Data breach events can be debilitating to a company, and its response to a cybersecurity event is crucial. “While a company can have a separate cyber policy to cover the event itself, D&O coverage can also be pulled in as support for large-scale breach events,” she says. The dangers are great if a breach is not managed properly or notice to the public is delayed, and can include such major issues as a drop in stock prices and security shareholder litigation. “For situations like these, breach of duty is the root cause — not the cyber event itself — and D&O coverage can be the protective solution.”
Reputational harm: The elephant in the room
Social accountability movements such as #MeToo have sparked a heightened need for directors and officers to ensure that their management and operations teams behave appropriately.

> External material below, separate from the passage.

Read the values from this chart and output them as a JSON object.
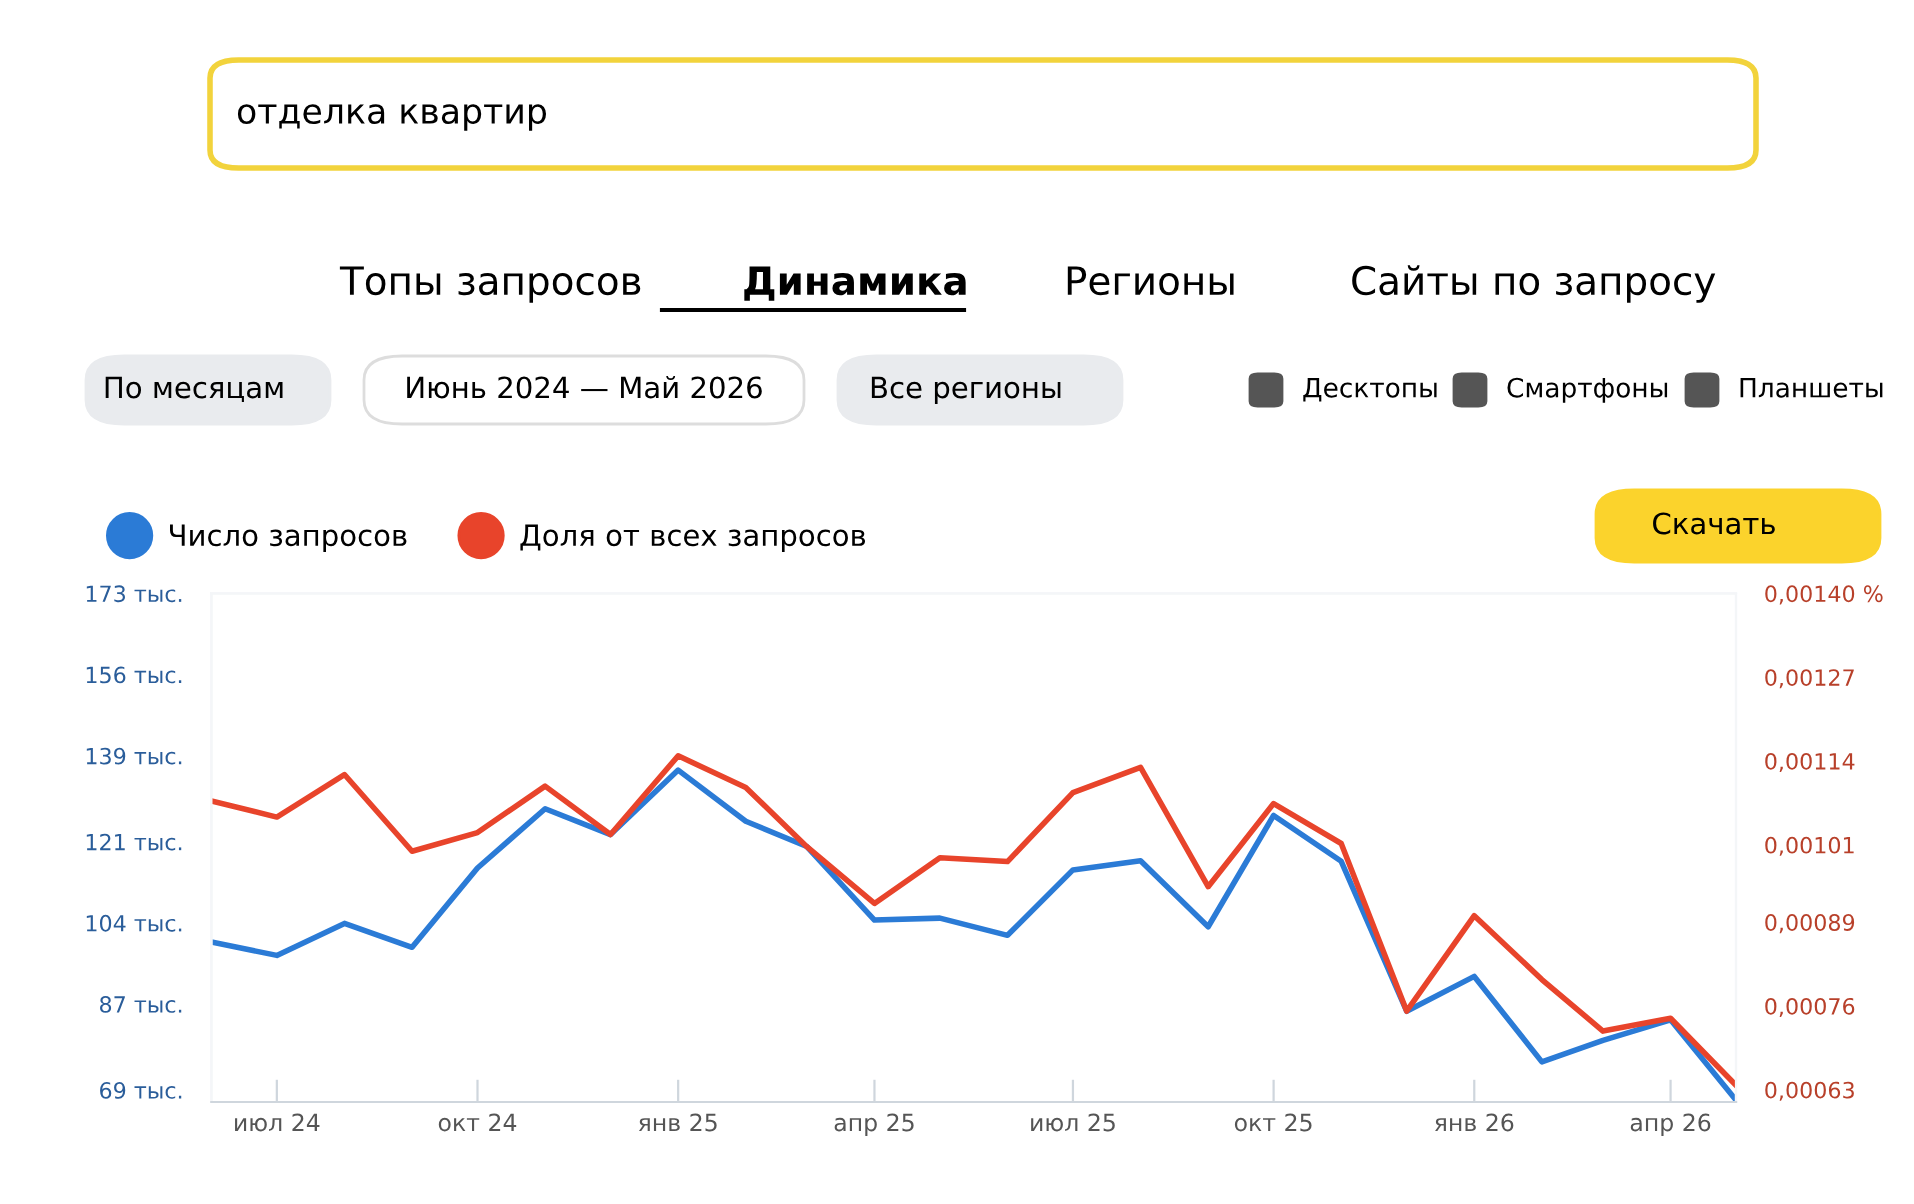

With this comes “a requirement for boards to respond more immediately and swiftly in taking action to help prevent reputational harm to the organization,” stresses John Grise, senior vice president at Worldwide Facilities, LLC.
This harm can be far-reaching. As Rob Yellen, D&O and Fiduciary Liability Insurance product leader at Willis Towers Watson explains, “#MeToo issues are significantly affecting D&O risk and insurance across social media, which has empowered individuals and the masses to find their voices like never before. In addition, people are listening like never before. When unhappy voices can be heard by receptive ears, the impact can be much more powerful than complaints, regulatory enforcement or litigation. Social accountability, in today’s social media-fueled environment, can have a material impact in hours — maybe faster. Stock prices can fall hard and directors’ and officers’ reputations and jobs can be put in jeopardy.”
Heather Schaaf, underwriting director at Burns & Wilcox, warns that the risk of reputational harm isn’t being talked about enough when it comes to D&O liability. “Reputational harm is a growing issue for companies and is currently seen as a gap in some policies. A company’s response to a major event is known to have a lasting effect on how the public perceives them.”
To help maintain its reputation after a negative event, Schaaf recommends that an organization seek outside assistance to manage its response. A well-rounded D&O policy includes such coverage as a social media sub-limit, crisis event management, employment event expenses, and sub-limits to hire PR firms to help regulate firm events. “D&O insureds not only need to be worried about their personal assets when looking at their insurance coverage but they also should be exploring additional coverage options to protect their company and themselves from reputational harm,” Schaaf stresses.